Iran is a bad actor, a regional bully, and an oppressive, authoritarian nightmare of a country. But despite the White House insisting that the objectives are clear, the administration’s incoherent, constantly shifting arguments, explanations, and legal justifications for this war don’t hold up. 


Point break: Without a clear rationale for starting the war, it’s going to be difficult to find an off-ramp. 

So is there an endgame? And how long will this war last? Trump says perhaps four to five weeks, though that’s far from a hard-and-fast commitment. 

Rubio is even less clear. “We have objectives,” he said yesterday. “We will do this as long as it takes to achieve those objectives, and we will achieve those objectives. The world will be a safer place when we’re done with this operation.”

Both Rubio and Trump signaled that even more aggressive action was coming, with Trump telling CNN’s Jake Tapper that there was a “big wave” on the way, and Rubio saying, “The hardest hits are yet to come from the U.S. military.” 

There are many reasons to hope this conflict ends sooner rather than later. It’s not just the munitions math, the lack of constitutional process, or the absence of strategic clarity. It’s that Americans are dying in a war of dubious legality for which no one seems to be able to offer a good justification. 

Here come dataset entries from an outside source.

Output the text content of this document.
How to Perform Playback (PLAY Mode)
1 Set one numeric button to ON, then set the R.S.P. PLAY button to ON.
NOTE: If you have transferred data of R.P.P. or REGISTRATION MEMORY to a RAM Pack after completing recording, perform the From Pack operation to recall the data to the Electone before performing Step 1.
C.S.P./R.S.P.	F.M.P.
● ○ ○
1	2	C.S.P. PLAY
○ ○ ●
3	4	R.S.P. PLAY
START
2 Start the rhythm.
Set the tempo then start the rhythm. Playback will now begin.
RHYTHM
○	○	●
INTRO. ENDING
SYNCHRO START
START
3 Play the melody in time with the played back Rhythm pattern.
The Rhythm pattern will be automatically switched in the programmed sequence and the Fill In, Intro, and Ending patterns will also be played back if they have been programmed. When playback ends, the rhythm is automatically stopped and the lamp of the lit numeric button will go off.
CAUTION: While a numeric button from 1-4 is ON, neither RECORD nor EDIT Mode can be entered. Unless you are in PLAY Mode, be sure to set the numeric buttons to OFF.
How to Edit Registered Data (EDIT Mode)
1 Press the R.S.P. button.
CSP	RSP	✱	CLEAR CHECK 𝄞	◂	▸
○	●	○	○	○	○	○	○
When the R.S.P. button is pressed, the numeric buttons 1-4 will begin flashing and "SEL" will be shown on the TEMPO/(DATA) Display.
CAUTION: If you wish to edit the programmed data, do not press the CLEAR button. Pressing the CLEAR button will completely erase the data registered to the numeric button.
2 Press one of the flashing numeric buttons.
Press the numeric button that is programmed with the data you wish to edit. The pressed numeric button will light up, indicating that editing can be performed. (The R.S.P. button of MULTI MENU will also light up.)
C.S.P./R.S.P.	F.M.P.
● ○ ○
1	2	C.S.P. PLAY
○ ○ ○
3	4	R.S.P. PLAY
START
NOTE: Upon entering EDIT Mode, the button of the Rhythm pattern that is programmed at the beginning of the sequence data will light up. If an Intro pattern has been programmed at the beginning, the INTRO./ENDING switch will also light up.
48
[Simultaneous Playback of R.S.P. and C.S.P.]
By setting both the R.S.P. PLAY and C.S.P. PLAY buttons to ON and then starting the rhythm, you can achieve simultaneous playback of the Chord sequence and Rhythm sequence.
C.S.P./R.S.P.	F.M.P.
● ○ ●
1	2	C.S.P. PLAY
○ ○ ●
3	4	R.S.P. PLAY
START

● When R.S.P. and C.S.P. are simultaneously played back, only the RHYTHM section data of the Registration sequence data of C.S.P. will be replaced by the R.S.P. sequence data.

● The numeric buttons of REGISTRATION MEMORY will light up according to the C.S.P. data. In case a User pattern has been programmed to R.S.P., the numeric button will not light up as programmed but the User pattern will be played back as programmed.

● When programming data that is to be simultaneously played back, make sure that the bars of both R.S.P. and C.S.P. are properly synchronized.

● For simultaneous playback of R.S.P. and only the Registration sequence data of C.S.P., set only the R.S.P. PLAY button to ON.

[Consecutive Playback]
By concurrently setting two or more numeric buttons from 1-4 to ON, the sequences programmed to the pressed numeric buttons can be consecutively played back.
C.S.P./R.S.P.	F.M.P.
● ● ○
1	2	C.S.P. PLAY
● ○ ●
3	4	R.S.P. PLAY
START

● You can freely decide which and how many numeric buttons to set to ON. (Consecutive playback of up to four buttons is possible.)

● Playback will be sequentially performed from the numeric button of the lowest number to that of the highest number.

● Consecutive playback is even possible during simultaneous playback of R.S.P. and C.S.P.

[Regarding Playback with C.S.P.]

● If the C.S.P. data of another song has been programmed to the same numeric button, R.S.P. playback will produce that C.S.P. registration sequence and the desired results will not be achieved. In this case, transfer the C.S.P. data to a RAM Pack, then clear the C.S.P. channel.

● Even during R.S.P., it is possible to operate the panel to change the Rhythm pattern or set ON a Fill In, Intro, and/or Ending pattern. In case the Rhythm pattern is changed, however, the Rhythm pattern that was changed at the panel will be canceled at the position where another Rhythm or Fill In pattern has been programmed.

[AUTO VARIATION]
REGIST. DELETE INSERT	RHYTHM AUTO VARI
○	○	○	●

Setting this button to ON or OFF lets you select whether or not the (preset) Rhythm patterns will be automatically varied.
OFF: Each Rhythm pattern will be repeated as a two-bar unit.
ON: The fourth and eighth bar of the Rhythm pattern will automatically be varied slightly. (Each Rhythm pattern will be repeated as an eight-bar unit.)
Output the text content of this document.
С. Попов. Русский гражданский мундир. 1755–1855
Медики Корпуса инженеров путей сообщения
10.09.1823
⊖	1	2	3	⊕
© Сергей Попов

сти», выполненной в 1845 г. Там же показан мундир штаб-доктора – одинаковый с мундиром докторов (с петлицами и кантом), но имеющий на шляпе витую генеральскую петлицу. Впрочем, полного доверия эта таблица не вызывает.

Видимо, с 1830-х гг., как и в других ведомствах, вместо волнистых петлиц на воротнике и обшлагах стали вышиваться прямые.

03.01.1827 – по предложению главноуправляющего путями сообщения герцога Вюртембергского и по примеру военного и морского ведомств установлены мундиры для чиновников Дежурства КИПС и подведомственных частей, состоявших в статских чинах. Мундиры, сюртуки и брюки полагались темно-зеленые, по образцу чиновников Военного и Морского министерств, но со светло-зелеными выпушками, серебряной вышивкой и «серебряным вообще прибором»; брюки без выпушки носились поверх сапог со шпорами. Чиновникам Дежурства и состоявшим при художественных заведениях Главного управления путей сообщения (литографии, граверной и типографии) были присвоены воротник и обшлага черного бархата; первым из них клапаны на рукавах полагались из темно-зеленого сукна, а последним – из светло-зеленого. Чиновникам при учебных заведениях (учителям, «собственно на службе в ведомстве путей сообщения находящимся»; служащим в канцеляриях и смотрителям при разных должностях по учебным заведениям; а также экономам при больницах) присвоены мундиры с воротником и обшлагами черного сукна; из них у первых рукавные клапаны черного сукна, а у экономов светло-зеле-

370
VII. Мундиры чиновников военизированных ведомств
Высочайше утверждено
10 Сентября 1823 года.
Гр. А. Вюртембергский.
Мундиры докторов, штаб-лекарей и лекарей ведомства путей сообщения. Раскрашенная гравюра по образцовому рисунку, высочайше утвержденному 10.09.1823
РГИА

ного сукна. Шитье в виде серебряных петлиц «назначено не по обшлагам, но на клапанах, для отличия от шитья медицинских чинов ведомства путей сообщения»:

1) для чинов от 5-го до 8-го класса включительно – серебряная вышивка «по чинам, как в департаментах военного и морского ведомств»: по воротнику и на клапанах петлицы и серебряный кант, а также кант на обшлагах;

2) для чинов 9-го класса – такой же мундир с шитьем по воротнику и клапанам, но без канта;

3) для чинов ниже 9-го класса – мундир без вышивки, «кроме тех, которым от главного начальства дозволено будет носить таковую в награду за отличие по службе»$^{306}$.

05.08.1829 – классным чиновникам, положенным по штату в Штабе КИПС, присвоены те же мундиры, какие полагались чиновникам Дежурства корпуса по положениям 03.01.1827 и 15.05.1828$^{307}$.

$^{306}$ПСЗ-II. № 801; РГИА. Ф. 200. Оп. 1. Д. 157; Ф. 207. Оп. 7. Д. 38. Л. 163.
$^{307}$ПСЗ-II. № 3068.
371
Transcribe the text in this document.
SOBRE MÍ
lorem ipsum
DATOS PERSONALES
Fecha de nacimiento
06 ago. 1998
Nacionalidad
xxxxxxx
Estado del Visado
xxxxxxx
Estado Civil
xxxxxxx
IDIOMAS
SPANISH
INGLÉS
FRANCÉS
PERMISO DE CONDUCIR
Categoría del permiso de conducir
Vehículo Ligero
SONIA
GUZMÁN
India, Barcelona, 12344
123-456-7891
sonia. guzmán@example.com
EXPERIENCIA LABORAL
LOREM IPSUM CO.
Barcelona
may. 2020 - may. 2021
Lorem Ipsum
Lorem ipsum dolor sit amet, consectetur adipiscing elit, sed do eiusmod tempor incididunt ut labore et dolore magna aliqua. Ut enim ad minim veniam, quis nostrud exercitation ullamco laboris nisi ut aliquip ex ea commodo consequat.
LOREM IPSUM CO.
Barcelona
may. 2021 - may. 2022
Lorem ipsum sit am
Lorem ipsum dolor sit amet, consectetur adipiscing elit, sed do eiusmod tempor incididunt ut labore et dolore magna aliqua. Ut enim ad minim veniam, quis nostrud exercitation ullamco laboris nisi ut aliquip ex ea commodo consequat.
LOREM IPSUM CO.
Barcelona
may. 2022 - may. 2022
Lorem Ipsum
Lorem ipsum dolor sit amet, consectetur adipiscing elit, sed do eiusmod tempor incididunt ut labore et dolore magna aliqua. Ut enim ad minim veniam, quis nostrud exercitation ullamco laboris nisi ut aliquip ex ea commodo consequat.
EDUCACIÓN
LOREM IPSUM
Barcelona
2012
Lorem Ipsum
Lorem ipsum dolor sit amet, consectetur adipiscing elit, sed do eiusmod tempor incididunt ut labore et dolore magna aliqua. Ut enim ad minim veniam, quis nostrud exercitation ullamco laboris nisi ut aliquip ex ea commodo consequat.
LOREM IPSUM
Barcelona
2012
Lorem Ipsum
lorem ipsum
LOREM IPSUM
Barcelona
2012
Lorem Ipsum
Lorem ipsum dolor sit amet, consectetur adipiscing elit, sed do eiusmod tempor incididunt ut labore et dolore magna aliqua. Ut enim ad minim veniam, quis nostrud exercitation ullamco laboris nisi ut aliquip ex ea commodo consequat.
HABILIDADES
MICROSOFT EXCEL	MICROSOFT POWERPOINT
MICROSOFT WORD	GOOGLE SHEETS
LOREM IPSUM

Scenes from Washington, D.C.: It snowed in D.C. yesterday. By the weekend, the temperature will be in the upper 70s. It might even hit 80. In the nation’s capital, even the weather is polarized.


Quick Hits

  • No president in the modern era has ordered more military strikes against as many different countries as Donald Trump,” reports Axios
  • The State Department warns Americans in more than a dozen Middle Eastern countries: “Depart now.” 
  • The suspect in an Austin, Texas, mass shooting wore clothing with an Iranian flag and the words “Property of Allah.” Police are investigating the shooting as a terrorist attack. 
  • Israeli intelligence hacked nearly every traffic camera in Tehran to track Iranian leadership. 
  • Data centers head north to the Arctic Circle. 
  • A New York bill would prohibit AI chatbots like Claude and ChatGPT from giving legal advice. 
  • “John Adams took a tankard of hard cider with his breakfast every day. James Madison reportedly drank a pint of whiskey every day. Thomas Jefferson said he wasn’t much of a user of alcohol—he only had three or four glasses of wine a night, OK?” Justice Neil Gorsuch said on our founding drinkers. 
  • Once the Paramount/Warner Bros. merger goes through, the new company will combine the HBO and Paramount+ streaming services.
  • In The Wall Street Journal, Emma Camp, until recently of Reason, argues that loneliness is a choice. She threw 27 (!) house parties at her home in D.C. last year. Now, after relocating, she’s throwing them in New York. I speak from experience when I say: Emma makes a mean cocktail, and she throws a good shindig.